For me it all started with EBay’s dispute resolution process. The data required to resolve every dispute is finite [was an order placed/paid for/dispatched and delivered?]. The rules are simple too [payment is buyers responsibility, delivery is sellers responsibility]. Ebay holds on to payments till delivery of the goods is confirmed by the buyer. Dispute resolution is simplicity itself. How long is it before machines will be able to handle more complex disputes?
To understand what machines will do in complex disputes, lets break down the process. First there is document discovery, then drafting, then case law research and then filing. What is document discovery but trolling through bundles of electronic documents using key words to determine relevance? What is drafting but the modification of formats using bespoke key inputs? What is case law research but compilation of a legal data base that has been digitized? As for filing, Delhi High Court has turned to E-filing already and doubtless others will follow. The rules that govern the creation of a case are the same as govern the formulation and delivery of a defense of a case.
Now, you could argue that we would still need lawyers to define strategy and figure out how to win the case. Do we? What do we mean when we talk about machines that ‘think’? If I want to sell you something, I have to think about what I am going to say that will make you buy it. We call it a USP. I need to know you, your desires and aspirations and your goals. That allows me to figure out a pitch. But machines do it another way. They don’t try to understand my mind. They focus instead on my behavior. Thus, if I buy 3 white shirts and a black coat from Amazon, Google makes sure to have such products permanently on display in small advertisements as I surf the web. Algorithms are collating and ‘interpreting’ my behavior all the time, culminating in making reliable prediction on what I will do in what circumstances. How long is it before algorithms will compile every available piece of information about every judge and determine what kind of case presentation has the greatest chance of getting a favorable judgment? When this day comes to pass, exactly what will a lawyer contribute to the proceedings?
We seem to be heading to a place where we will only need judges who needs to think through the issues and deliver a judgment. Will this be a world where there will be very few lawyers but very many judges? Let’s think this through. Ebay’s dispute resolution program does not need a human judge. Paypal’s dispute resolution program does not need human intervention. Wouldn’t our logistic compulsions drive a radical paradigm shift? Given the growing backlog of cases in our courts, how long is it before cases files will be compiled by machines and fed into justice machines where algorithms will determine what would be just in the circumstances?
If this strikes you as outlandish, consider what can possibly be complex about say a medical insurance claim and why you need a human judge to resolve one? The insurance policy is digitized, the insured’s medical history is digitized, and the hospital’s records are digitized too. How many open issues are there? Someone just needs to write the algorithm.

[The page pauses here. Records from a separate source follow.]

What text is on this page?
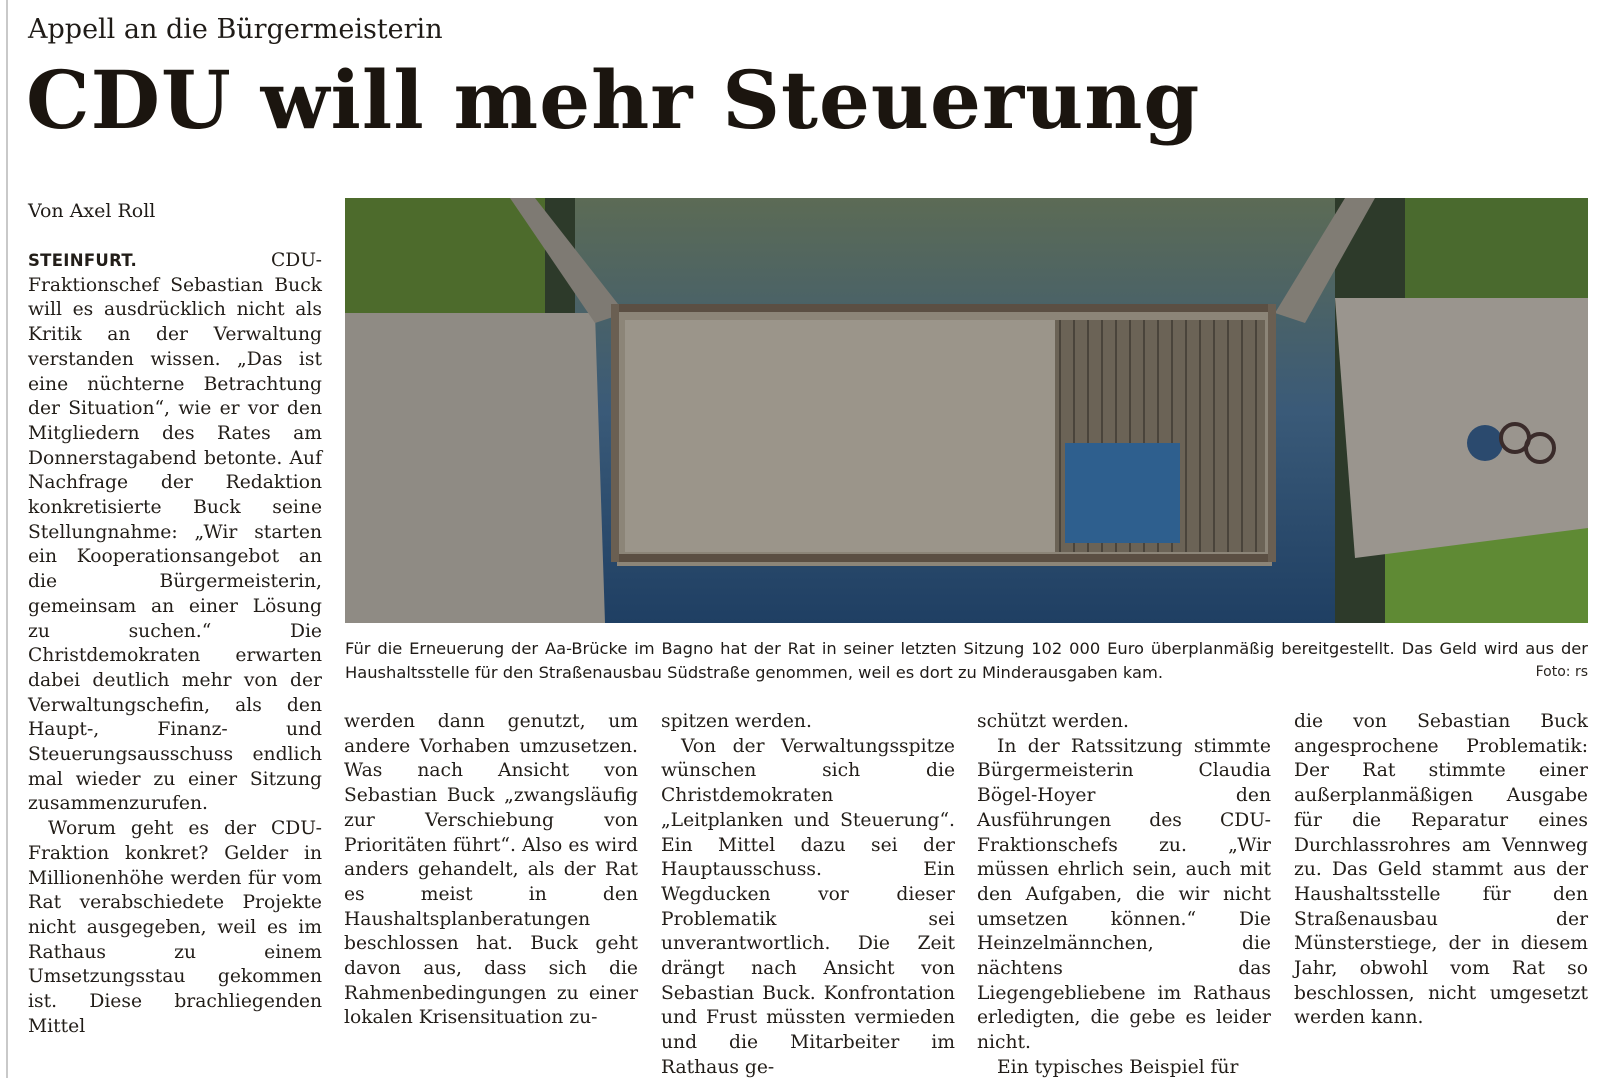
Appell an die Bürgermeisterin
CDU will mehr Steuerung
Von Axel Roll
Für die Erneuerung der Aa-Brücke im Bagno hat der Rat in seiner letzten Sitzung 102 000 Euro überplanmäßig bereitgestellt. Das Geld wird aus der Haushaltsstelle für den Straßenausbau Südstraße genommen, weil es dort zu Minderausgaben kam.	Foto: rs

STEINFURT.	CDU-Fraktionschef Sebastian Buck will es ausdrücklich nicht als Kritik an der Verwaltung verstanden wissen. „Das ist eine nüchterne Betrachtung der Situation“, wie er vor den Mitgliedern des Rates am Donnerstagabend betonte. Auf Nachfrage der Redaktion konkretisierte Buck seine Stellungnahme: „Wir starten ein Kooperationsangebot an die Bürgermeisterin, gemeinsam an einer Lösung zu suchen.“ Die Christdemokraten erwarten dabei deutlich mehr von der Verwaltungschefin, als den Haupt-, Finanz- und Steuerungsausschuss endlich mal wieder zu einer Sitzung zusammenzurufen.

Worum geht es der CDU-Fraktion konkret? Gelder in Millionenhöhe werden für vom Rat verabschiedete Projekte nicht ausgegeben, weil es im Rathaus zu einem Umsetzungsstau gekommen ist. Diese brachliegenden Mittel

werden dann genutzt, um andere Vorhaben umzusetzen. Was nach Ansicht von Sebastian Buck „zwangsläufig zur Verschiebung von Prioritäten führt“. Also es wird anders gehandelt, als der Rat es meist in den Haushaltsplanberatungen beschlossen hat. Buck geht davon aus, dass sich die Rahmenbedingungen zu einer lokalen Krisensituation zu-

spitzen werden.

Von der Verwaltungsspitze wünschen sich die Christdemokraten „Leitplanken und Steuerung“. Ein Mittel dazu sei der Hauptausschuss. Ein Wegducken vor dieser Problematik sei unverantwortlich. Die Zeit drängt nach Ansicht von Sebastian Buck. Konfrontation und Frust müssten vermieden und die Mitarbeiter im Rathaus ge-

schützt werden.

In der Ratssitzung stimmte Bürgermeisterin Claudia Bögel-Hoyer den Ausführungen des CDU-Fraktionschefs zu. „Wir müssen ehrlich sein, auch mit den Aufgaben, die wir nicht umsetzen können.“ Die Heinzelmännchen, die nächtens das Liegengebliebene im Rathaus erledigten, die gebe es leider nicht.

Ein typisches Beispiel für

die von Sebastian Buck angesprochene Problematik: Der Rat stimmte einer außerplanmäßigen Ausgabe für die Reparatur eines Durchlassrohres am Vennweg zu. Das Geld stammt aus der Haushaltsstelle für den Straßenausbau der Münsterstiege, der in diesem Jahr, obwohl vom Rat so beschlossen, nicht umgesetzt werden kann.
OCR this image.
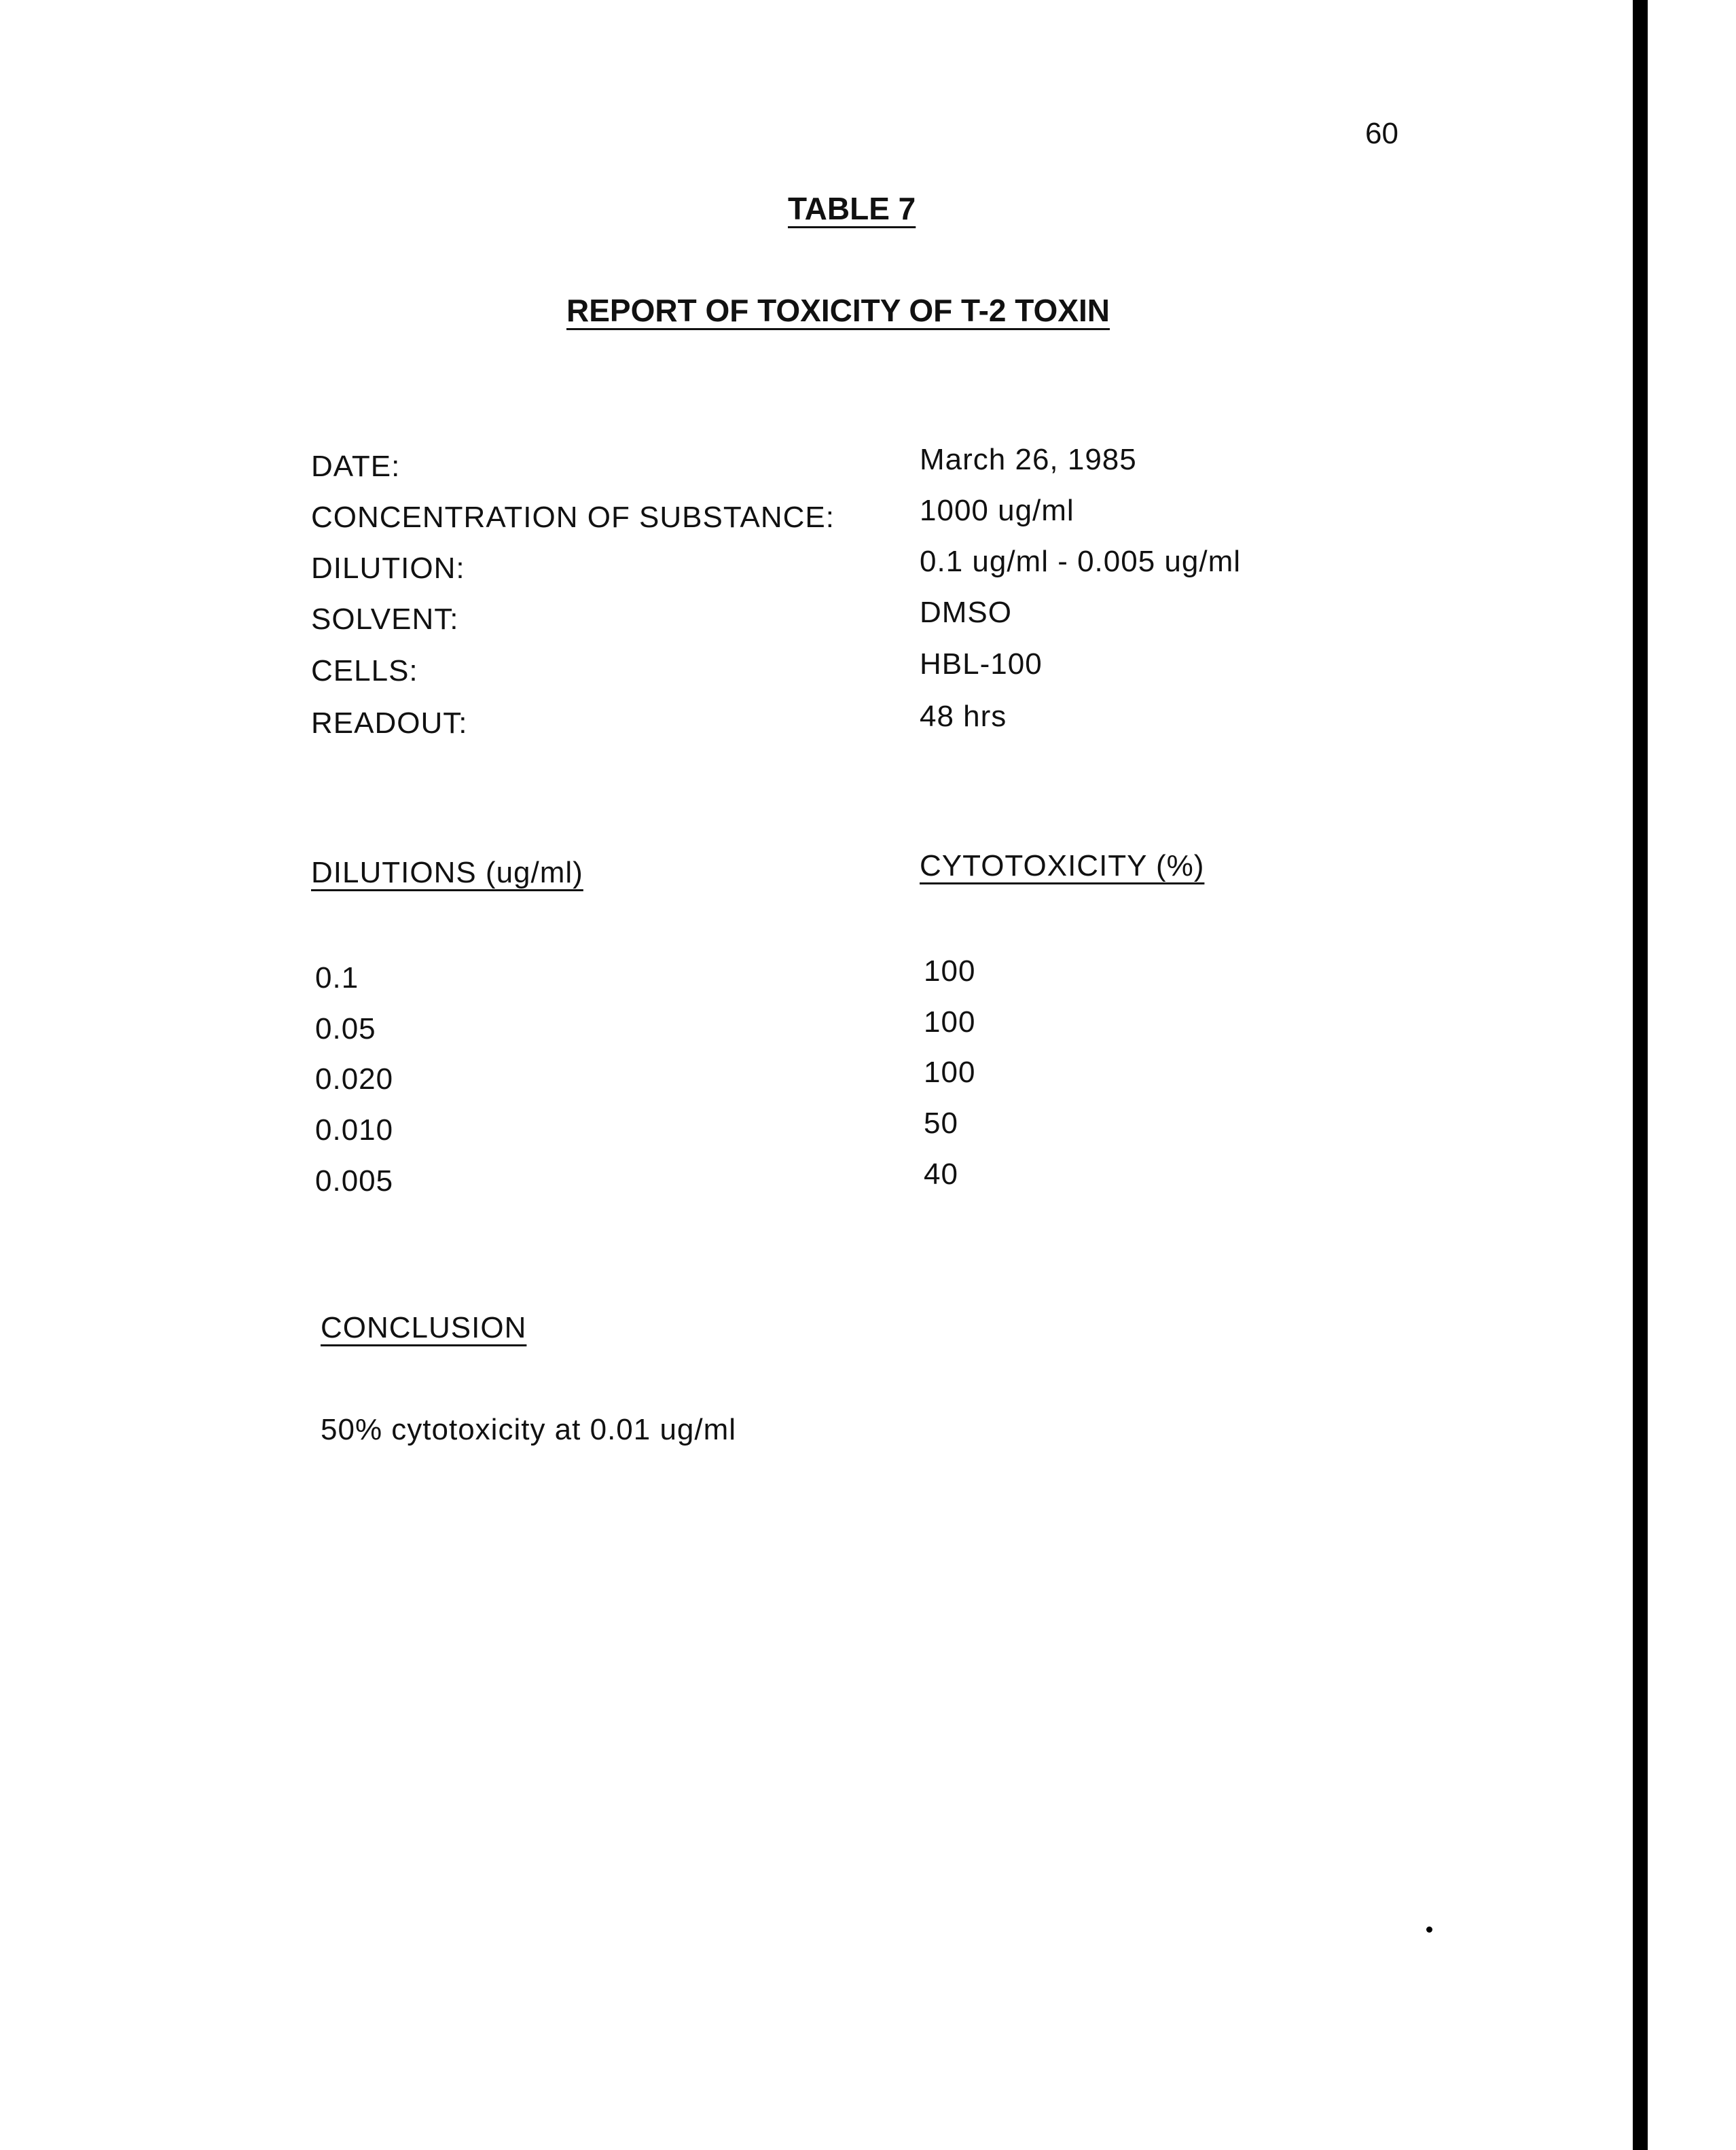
60
TABLE 7
REPORT OF TOXICITY OF T-2 TOXIN
DATE:	March 26, 1985
CONCENTRATION OF SUBSTANCE:	1000 ug/ml
DILUTION:	0.1 ug/ml - 0.005 ug/ml
SOLVENT:	DMSO
CELLS:	HBL-100
READOUT:	48 hrs
DILUTIONS (ug/ml)	CYTOTOXICITY (%)
0.1	100
0.05	100
0.020	100
0.010	50
0.005	40
CONCLUSION
50% cytotoxicity at 0.01 ug/ml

It’s a matter of time before the same principle will apply to the most complex of disputes. As the situation stands today, at the highest level, the Constitution of India is the algorithm on the foundation of which a large population of Apps – also called lawyers and judges – deliver justice to citizens. When the whole process has been programmed and automated, how weird will it be for the Chief Justice of India to be a main frame computer with a giant data base and a truly amazing ethical framework programmed into its innards. At that point, the only question we would need to ask ourselves is this: Who controls the program? Will it be a collective of ‘right minded people’, the software programmers, or, like the Skynet in Terminator movies, the Chief Justice of India program would have achieved self-awareness?